There is also the fact that people often copy documentation exactly and use it which can cause problems. This has been seen with CloudFlare[1] and Cisco's documentation on ERSPAN.
it is not worth the possible problems and clean up operation required by using a prefix outside of RFC5737. This RFC was created to avoid the issues that I have mentioned and we should use it as intended wherever possible, including in AMRP/44net.
[1] https://www.youtube.com/watch?v=ZF_vsSPcMRo
On Mon, Apr 5, 2021 at 7:44 PM G1FEF via 44Net 44net@mailman.ampr.org wrote:
Hi Jason,
44.128.0.0/16 is reserved for testing and will never be allocated to anyone, unless we run out of space ;-)
I see no reason why you can’t use addresses from that block.
73, Chris
On 5 Apr 2021, at 19:19, Jason McCormick via 44Net <
44net@mailman.ampr.org> wrote:
To clarify where something is "AMPRNet" vs "Interent". For example, the
code I was going to post was specifically for handing out 44Net addresses for an OpenVPN IP pool.

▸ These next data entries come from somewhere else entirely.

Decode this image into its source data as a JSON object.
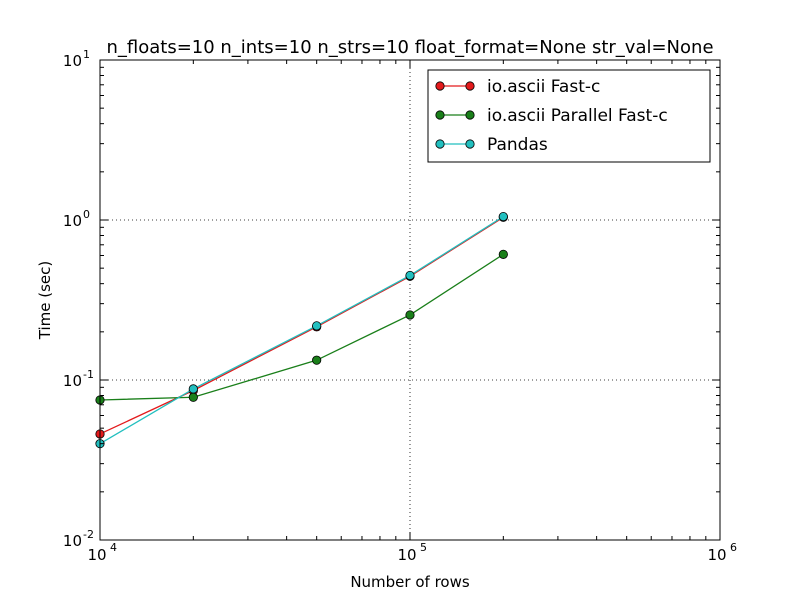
{
  "chart_data": {
    "type": "line",
    "title": "n_floats=10 n_ints=10 n_strs=10 float_format=None str_val=None",
    "xlabel": "Number of rows",
    "ylabel": "Time (sec)",
    "xscale": "log",
    "yscale": "log",
    "xlim": [
      10000,
      1000000
    ],
    "ylim": [
      0.01,
      10
    ],
    "x_ticks": [
      {
        "value": 10000,
        "base": "10",
        "exp": "4"
      },
      {
        "value": 100000,
        "base": "10",
        "exp": "5"
      },
      {
        "value": 1000000,
        "base": "10",
        "exp": "6"
      }
    ],
    "y_ticks": [
      {
        "value": 0.01,
        "base": "10",
        "exp": "-2"
      },
      {
        "value": 0.1,
        "base": "10",
        "exp": "-1"
      },
      {
        "value": 1,
        "base": "10",
        "exp": "0"
      },
      {
        "value": 10,
        "base": "10",
        "exp": "1"
      }
    ],
    "grid": true,
    "legend_position": "top-right",
    "x": [
      10000,
      20000,
      50000,
      100000,
      200000
    ],
    "series": [
      {
        "name": "io.ascii Fast-c",
        "color": "#e31a1c",
        "values": [
          0.046,
          0.086,
          0.215,
          0.445,
          1.04
        ]
      },
      {
        "name": "io.ascii Parallel Fast-c",
        "color": "#1a7f1a",
        "values": [
          0.075,
          0.078,
          0.133,
          0.255,
          0.61
        ]
      },
      {
        "name": "Pandas",
        "color": "#22bfbf",
        "values": [
          0.04,
          0.088,
          0.218,
          0.45,
          1.05
        ]
      }
    ]
  }
}
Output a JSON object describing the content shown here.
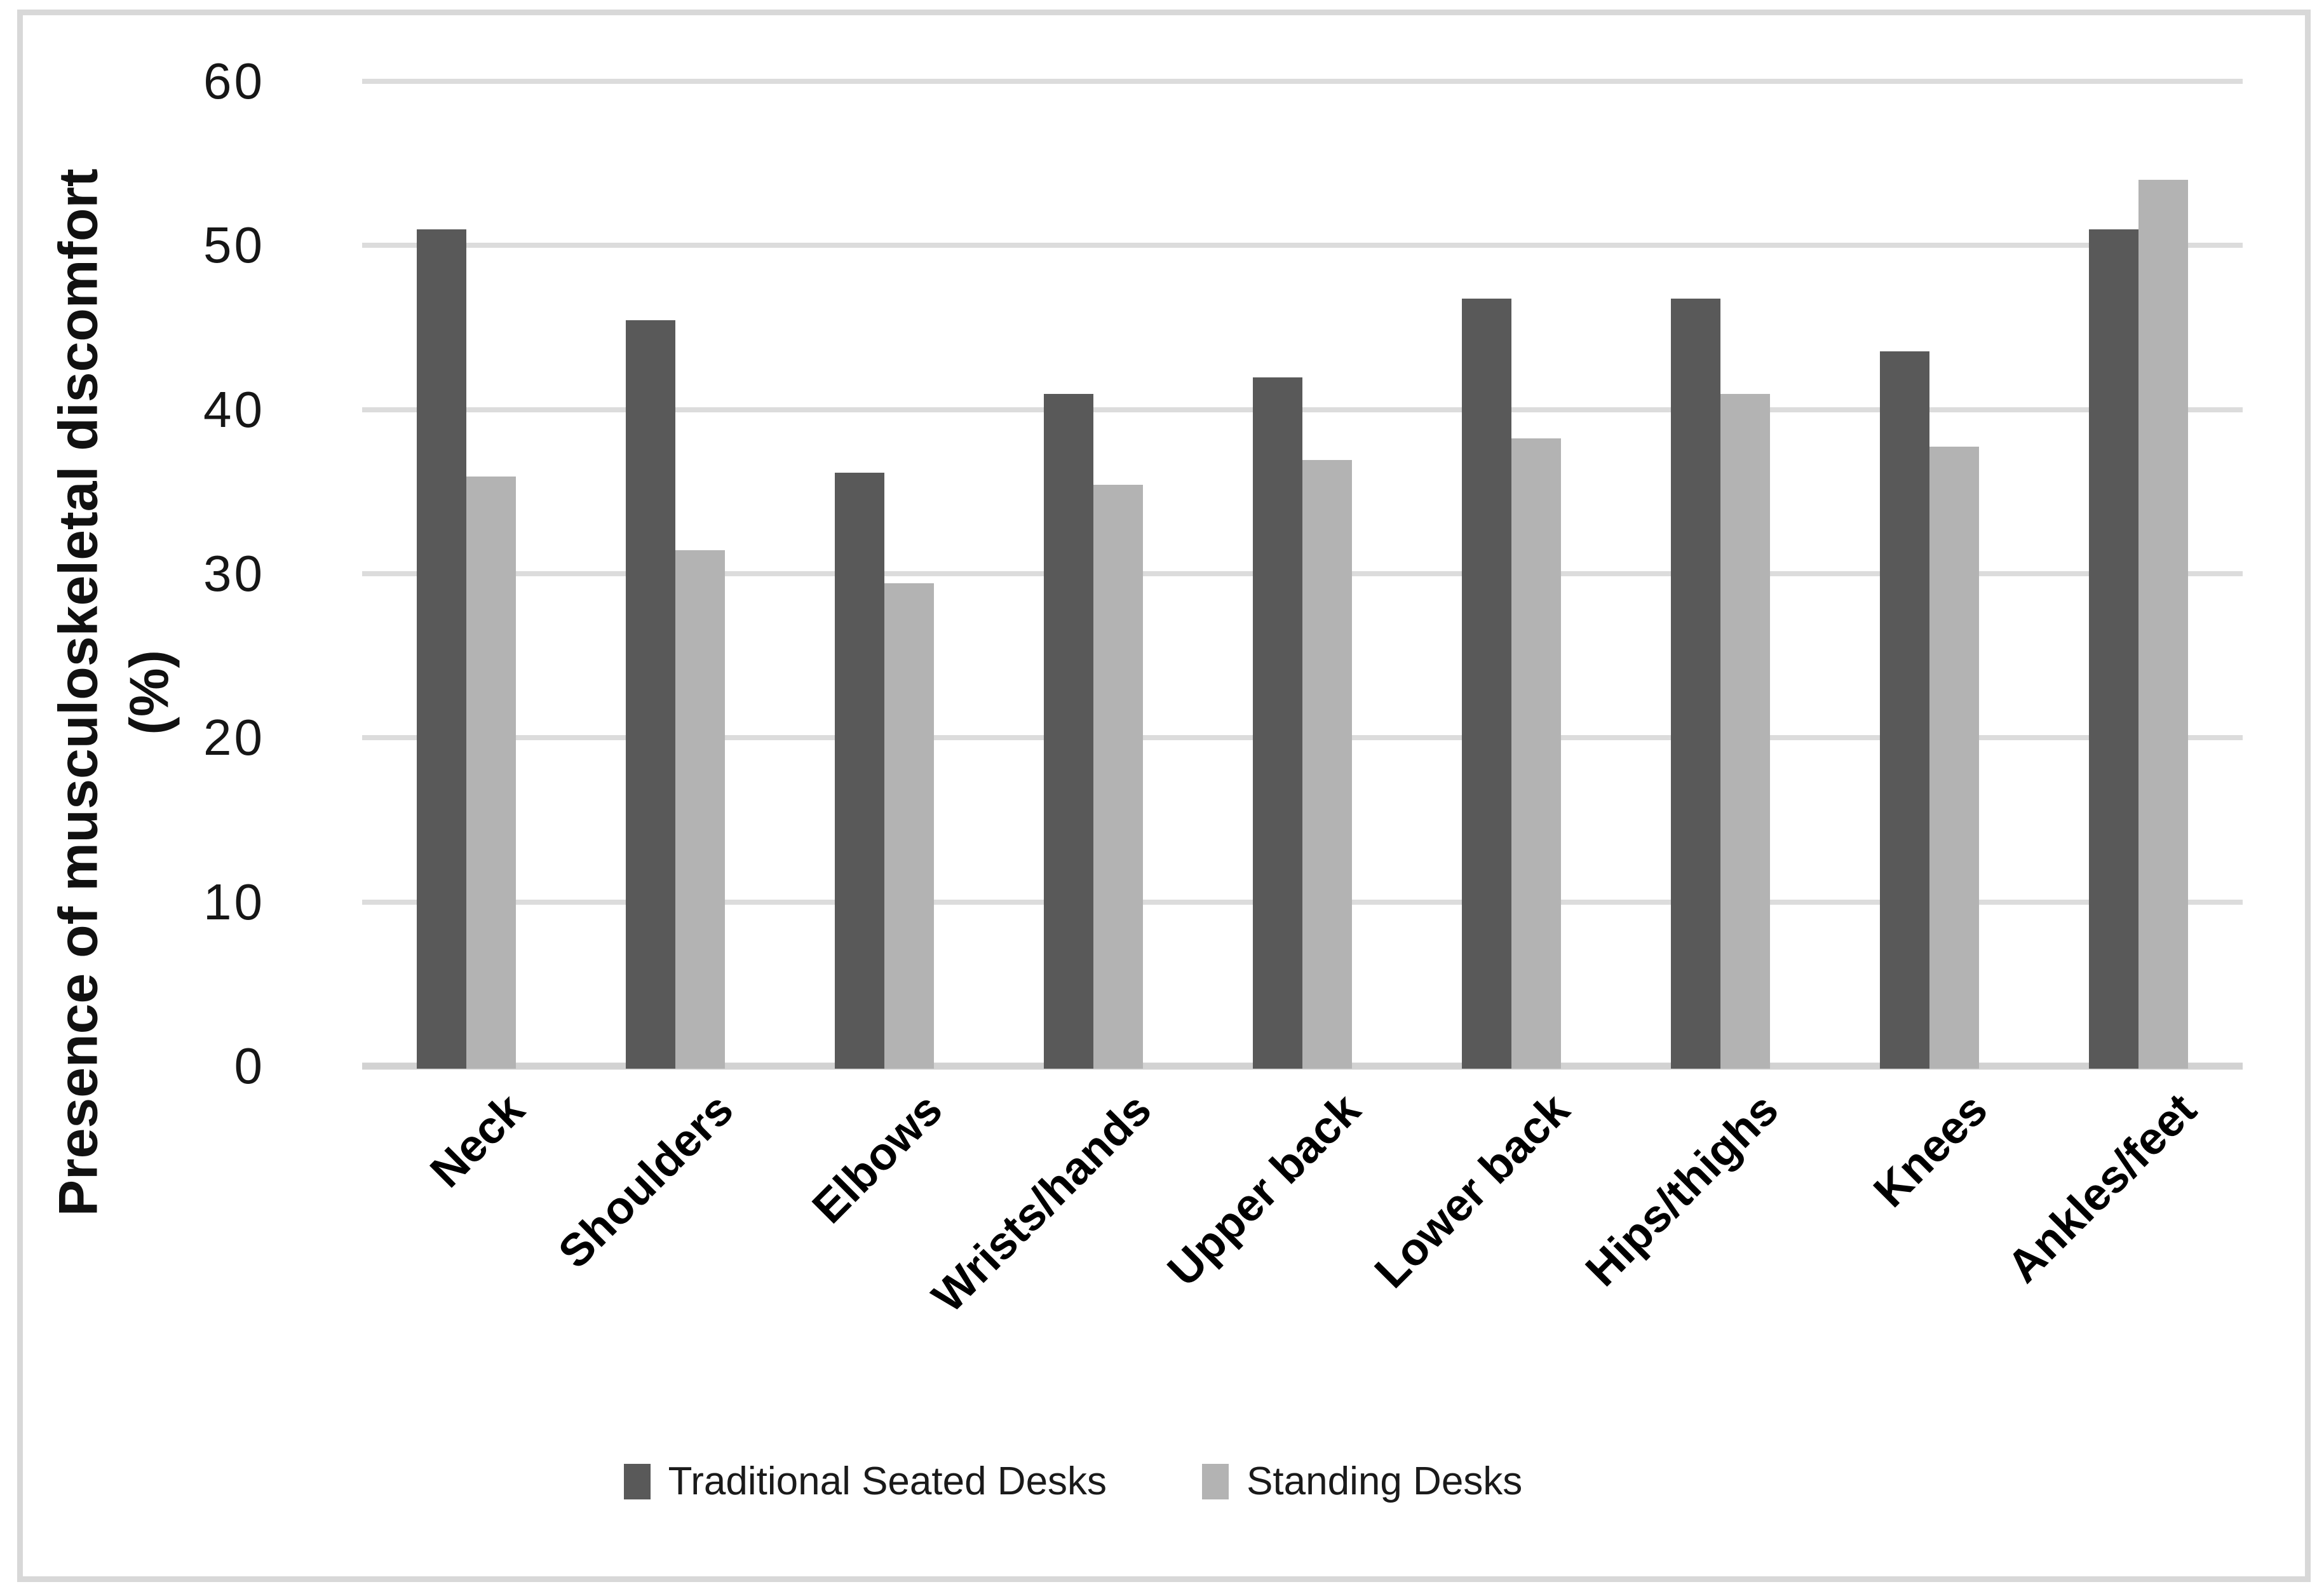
{
  "figure": {
    "y_axis_title_line1": "Presence of musculoskeletal discomfort",
    "y_axis_title_line2": "(%)"
  },
  "legend": {
    "items": [
      {
        "label": "Traditional Seated Desks",
        "color": "#595959"
      },
      {
        "label": "Standing Desks",
        "color": "#b3b3b3"
      }
    ]
  },
  "chart_data": {
    "type": "bar",
    "categories": [
      "Neck",
      "Shoulders",
      "Elbows",
      "Wrists/hands",
      "Upper back",
      "Lower back",
      "Hips/thighs",
      "Knees",
      "Ankles/feet"
    ],
    "series": [
      {
        "name": "Traditional Seated Desks",
        "color": "#595959",
        "values": [
          51,
          45.5,
          36.2,
          41,
          42,
          46.8,
          46.8,
          43.6,
          51
        ]
      },
      {
        "name": "Standing Desks",
        "color": "#b3b3b3",
        "values": [
          36,
          31.5,
          29.5,
          35.5,
          37,
          38.3,
          41,
          37.8,
          54
        ]
      }
    ],
    "title": "",
    "xlabel": "",
    "ylabel": "Presence of musculoskeletal discomfort (%)",
    "ylim": [
      0,
      60
    ],
    "yticks": [
      0,
      10,
      20,
      30,
      40,
      50,
      60
    ],
    "grid": true,
    "legend_position": "bottom"
  },
  "colors": {
    "series_dark": "#595959",
    "series_light": "#b3b3b3",
    "gridline": "#dcdcdc",
    "axis_line": "#d2d2d2",
    "text": "#1a1a1a",
    "frame_border": "#d8d8d8",
    "background": "#ffffff"
  }
}
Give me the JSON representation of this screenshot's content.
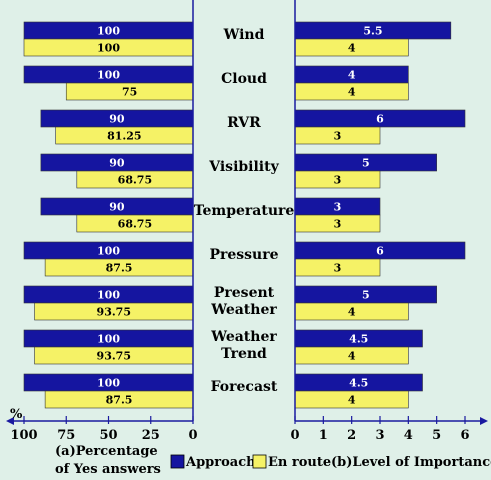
{
  "chart_data": [
    {
      "type": "bar",
      "orientation": "horizontal",
      "direction": "right-to-left",
      "caption_lines": [
        "(a)Percentage",
        "of Yes answers"
      ],
      "axis_unit": "%",
      "xlim": [
        100,
        0
      ],
      "ticks": [
        100,
        75,
        50,
        25,
        0
      ],
      "categories": [
        "Wind",
        "Cloud",
        "RVR",
        "Visibility",
        "Temperature",
        "Pressure",
        "Present Weather",
        "Weather Trend",
        "Forecast"
      ],
      "series": [
        {
          "name": "Approach",
          "color": "#1515a0",
          "values": [
            100,
            100,
            90,
            90,
            90,
            100,
            100,
            100,
            100
          ],
          "labels": [
            "100",
            "100",
            "90",
            "90",
            "90",
            "100",
            "100",
            "100",
            "100"
          ]
        },
        {
          "name": "En route",
          "color": "#f5f266",
          "values": [
            100,
            75,
            81.25,
            68.75,
            68.75,
            87.5,
            93.75,
            93.75,
            87.5
          ],
          "labels": [
            "100",
            "75",
            "81.25",
            "68.75",
            "68.75",
            "87.5",
            "93.75",
            "93.75",
            "87.5"
          ]
        }
      ]
    },
    {
      "type": "bar",
      "orientation": "horizontal",
      "caption_lines": [
        "(b)Level of Importance"
      ],
      "xlim": [
        0,
        6
      ],
      "ticks": [
        0,
        1,
        2,
        3,
        4,
        5,
        6
      ],
      "categories": [
        "Wind",
        "Cloud",
        "RVR",
        "Visibility",
        "Temperature",
        "Pressure",
        "Present Weather",
        "Weather Trend",
        "Forecast"
      ],
      "series": [
        {
          "name": "Approach",
          "color": "#1515a0",
          "values": [
            5.5,
            4,
            6,
            5,
            3,
            6,
            5,
            4.5,
            4.5
          ],
          "labels": [
            "5.5",
            "4",
            "6",
            "5",
            "3",
            "6",
            "5",
            "4.5",
            "4.5"
          ]
        },
        {
          "name": "En route",
          "color": "#f5f266",
          "values": [
            4,
            4,
            3,
            3,
            3,
            3,
            4,
            4,
            4
          ],
          "labels": [
            "4",
            "4",
            "3",
            "3",
            "3",
            "3",
            "4",
            "4",
            "4"
          ]
        }
      ]
    }
  ],
  "category_lines": [
    [
      "Wind"
    ],
    [
      "Cloud"
    ],
    [
      "RVR"
    ],
    [
      "Visibility"
    ],
    [
      "Temperature"
    ],
    [
      "Pressure"
    ],
    [
      "Present",
      "Weather"
    ],
    [
      "Weather",
      "Trend"
    ],
    [
      "Forecast"
    ]
  ],
  "legend": {
    "approach_label": "Approach",
    "enroute_label": "En route",
    "approach_color": "#1515a0",
    "enroute_color": "#f5f266"
  }
}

It seems confusing and odd to use the RFC5737 to document something specifically about AMPRNet like that.
-----Original Message----- From: 44Net 44net-bounces+jason=mfamily.org@mailman.ampr.org
On
Behalf Of Alistair Mackenzie via 44Net Sent: Monday, April 5, 2021 2:15 PM To: 44Net general discussion 44net@mailman.ampr.org Cc: Alistair Mackenzie magicsata@gmail.com Subject: Re: [44net] IP Ranges for Documentation
Jason,
Is there any reason that you are opposed to using the RFC5737 space?
This
seems like exactly the kind of thing the RFC is for.
Thanks, Alistair
On Mon, Apr 5, 2021 at 7:11 PM Jason McCormick via 44Net < 44net@mailman.ampr.org> wrote:
Is there an allocation for documentation similar to RFC 5737? I was going to upload some stuff to the GitLab server but I wanted to generalize it so people didn't just copy/paste deploy stuff with my IP allocations in it. I looked on the portal but couldn't find
anything.
If there isn't, I'd like to propose that two /24s get set aside for documentation out of 44.0.0.0/9 that don't seem ripe for future use such as 44.0.192.0/24 and 44.1.255.0/24.